Key research themes
1. How can computational and machine learning methods advance the understanding and execution of structured musical analysis?
This research area focuses on leveraging computational models, particularly machine learning algorithms, to enhance the precision and objectivity in music analysis methodologies such as Schenkerian analysis. By quantifying the significance of various musical parameters and modeling hierarchical structures, these studies aim to reveal implicit cognitive processes supporting expert musical interpretation, enabling reproducible and insightful analytical outcomes beyond subjective intuition.
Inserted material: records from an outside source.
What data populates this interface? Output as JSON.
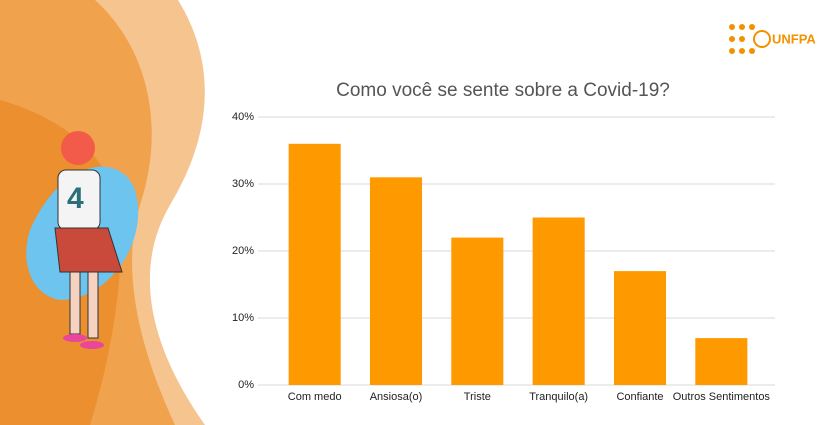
{
  "brand": "UNFPA",
  "chart_data": {
    "type": "bar",
    "title": "Como você se sente sobre a Covid-19?",
    "categories": [
      "Com medo",
      "Ansiosa(o)",
      "Triste",
      "Tranquilo(a)",
      "Confiante",
      "Outros Sentimentos"
    ],
    "values": [
      36,
      31,
      22,
      25,
      17,
      7
    ],
    "color": "#ff9900",
    "ylim": [
      0,
      40
    ],
    "yticks": [
      {
        "value": 0,
        "label": "0%"
      },
      {
        "value": 10,
        "label": "10%"
      },
      {
        "value": 20,
        "label": "20%"
      },
      {
        "value": 30,
        "label": "30%"
      },
      {
        "value": 40,
        "label": "40%"
      }
    ],
    "grid": true
  }
}
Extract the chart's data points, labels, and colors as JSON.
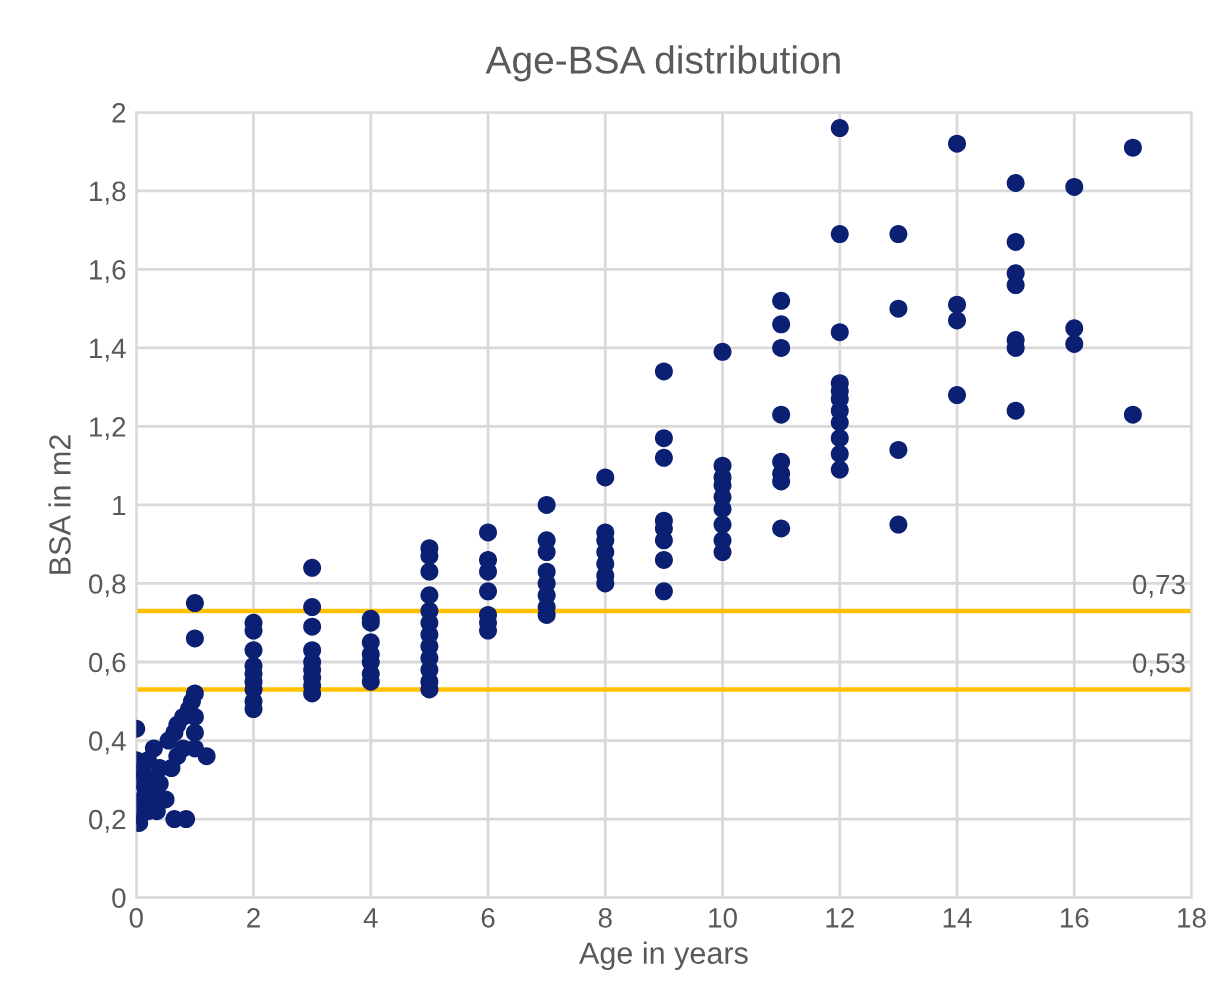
{
  "chart_data": {
    "type": "scatter",
    "title": "Age-BSA distribution",
    "xlabel": "Age in years",
    "ylabel": "BSA in m2",
    "x": [
      0,
      0,
      0,
      0,
      0.05,
      0.1,
      0.1,
      0.15,
      0.2,
      0.2,
      0.25,
      0.3,
      0.3,
      0.35,
      0.4,
      0.4,
      0.5,
      0.55,
      0.6,
      0.65,
      0.65,
      0.7,
      0.7,
      0.8,
      0.8,
      0.85,
      0.9,
      0.95,
      1,
      1,
      1,
      1,
      1,
      1,
      1.2,
      2,
      2,
      2,
      2,
      2,
      2,
      2,
      2,
      2,
      3,
      3,
      3,
      3,
      3,
      3,
      3,
      3,
      3,
      4,
      4,
      4,
      4,
      4,
      4,
      4,
      5,
      5,
      5,
      5,
      5,
      5,
      5,
      5,
      5,
      5,
      5,
      5,
      6,
      6,
      6,
      6,
      6,
      6,
      6,
      7,
      7,
      7,
      7,
      7,
      7,
      7,
      7,
      8,
      8,
      8,
      8,
      8,
      8,
      8,
      9,
      9,
      9,
      9,
      9,
      9,
      9,
      9,
      10,
      10,
      10,
      10,
      10,
      10,
      10,
      10,
      10,
      11,
      11,
      11,
      11,
      11,
      11,
      11,
      11,
      12,
      12,
      12,
      12,
      12,
      12,
      12,
      12,
      12,
      12,
      12,
      13,
      13,
      13,
      13,
      14,
      14,
      14,
      14,
      15,
      15,
      15,
      15,
      15,
      15,
      15,
      16,
      16,
      16,
      17,
      17
    ],
    "values": [
      0.43,
      0.35,
      0.3,
      0.21,
      0.19,
      0.25,
      0.32,
      0.28,
      0.22,
      0.35,
      0.3,
      0.38,
      0.26,
      0.22,
      0.33,
      0.29,
      0.25,
      0.4,
      0.33,
      0.2,
      0.42,
      0.36,
      0.44,
      0.46,
      0.38,
      0.2,
      0.48,
      0.5,
      0.52,
      0.46,
      0.42,
      0.38,
      0.75,
      0.66,
      0.36,
      0.7,
      0.68,
      0.63,
      0.59,
      0.57,
      0.55,
      0.53,
      0.5,
      0.48,
      0.84,
      0.74,
      0.69,
      0.63,
      0.6,
      0.58,
      0.56,
      0.54,
      0.52,
      0.71,
      0.7,
      0.65,
      0.62,
      0.6,
      0.57,
      0.55,
      0.89,
      0.87,
      0.83,
      0.77,
      0.73,
      0.7,
      0.67,
      0.64,
      0.61,
      0.58,
      0.55,
      0.53,
      0.93,
      0.86,
      0.83,
      0.78,
      0.72,
      0.7,
      0.68,
      1.0,
      0.91,
      0.88,
      0.83,
      0.8,
      0.77,
      0.74,
      0.72,
      1.07,
      0.93,
      0.91,
      0.88,
      0.85,
      0.82,
      0.8,
      1.34,
      1.17,
      1.12,
      0.96,
      0.94,
      0.91,
      0.86,
      0.78,
      1.39,
      1.1,
      1.07,
      1.05,
      1.02,
      0.99,
      0.95,
      0.91,
      0.88,
      1.52,
      1.46,
      1.4,
      1.23,
      1.11,
      1.08,
      1.06,
      0.94,
      1.96,
      1.69,
      1.44,
      1.31,
      1.29,
      1.27,
      1.24,
      1.21,
      1.17,
      1.13,
      1.09,
      1.69,
      1.5,
      1.14,
      0.95,
      1.92,
      1.51,
      1.47,
      1.28,
      1.82,
      1.67,
      1.59,
      1.56,
      1.42,
      1.4,
      1.24,
      1.81,
      1.45,
      1.41,
      1.91,
      1.23
    ],
    "color": "#0b1f73",
    "marker": "circle",
    "xlim": [
      0,
      18
    ],
    "xticks": [
      0,
      2,
      4,
      6,
      8,
      10,
      12,
      14,
      16,
      18
    ],
    "ylim": [
      0,
      2
    ],
    "yticks": [
      0,
      {
        "value": 0.2,
        "label": "0,2"
      },
      {
        "value": 0.4,
        "label": "0,4"
      },
      {
        "value": 0.6,
        "label": "0,6"
      },
      {
        "value": 0.8,
        "label": "0,8"
      },
      1,
      {
        "value": 1.2,
        "label": "1,2"
      },
      {
        "value": 1.4,
        "label": "1,4"
      },
      {
        "value": 1.6,
        "label": "1,6"
      },
      {
        "value": 1.8,
        "label": "1,8"
      },
      2
    ],
    "ref_lines": [
      {
        "axis": "y",
        "value": 0.73,
        "label": "0,73",
        "color": "#ffc000"
      },
      {
        "axis": "y",
        "value": 0.53,
        "label": "0,53",
        "color": "#ffc000"
      }
    ],
    "grid": true,
    "legend": false
  }
}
2. What roles do performance characteristics play in shaping musical perception distinct from compositional structure?
This theme investigates how aspects of music performance—such as timing, dynamics, timbre, and interpretative expression—affect listeners' experience independently from the underlying compositional text or score. Research emphasizes empirical analysis of recorded performances to characterize subtle expressive variations, their perception, and the implications for music cognition and Information Retrieval systems. Understanding performers' contributions enhances interpretations of music beyond notated intentions.
3. How do cultural, historical, and sociological contexts inform the understanding and evolution of musical style, genre, and tradition?
This area delves into how musical meaning, stylistic identity, and genre conventions are constructed and transmitted within specific cultural and historical frameworks. It includes the examination of cross-cultural syntheses, music’s sociopolitical dimensions, and tradition reformulations. By integrating ethnomusicological, historical, and postcolonial perspectives, these studies reveal how music reflects and shapes social identities and evolves through intercultural dialogue, technology, and collective memory.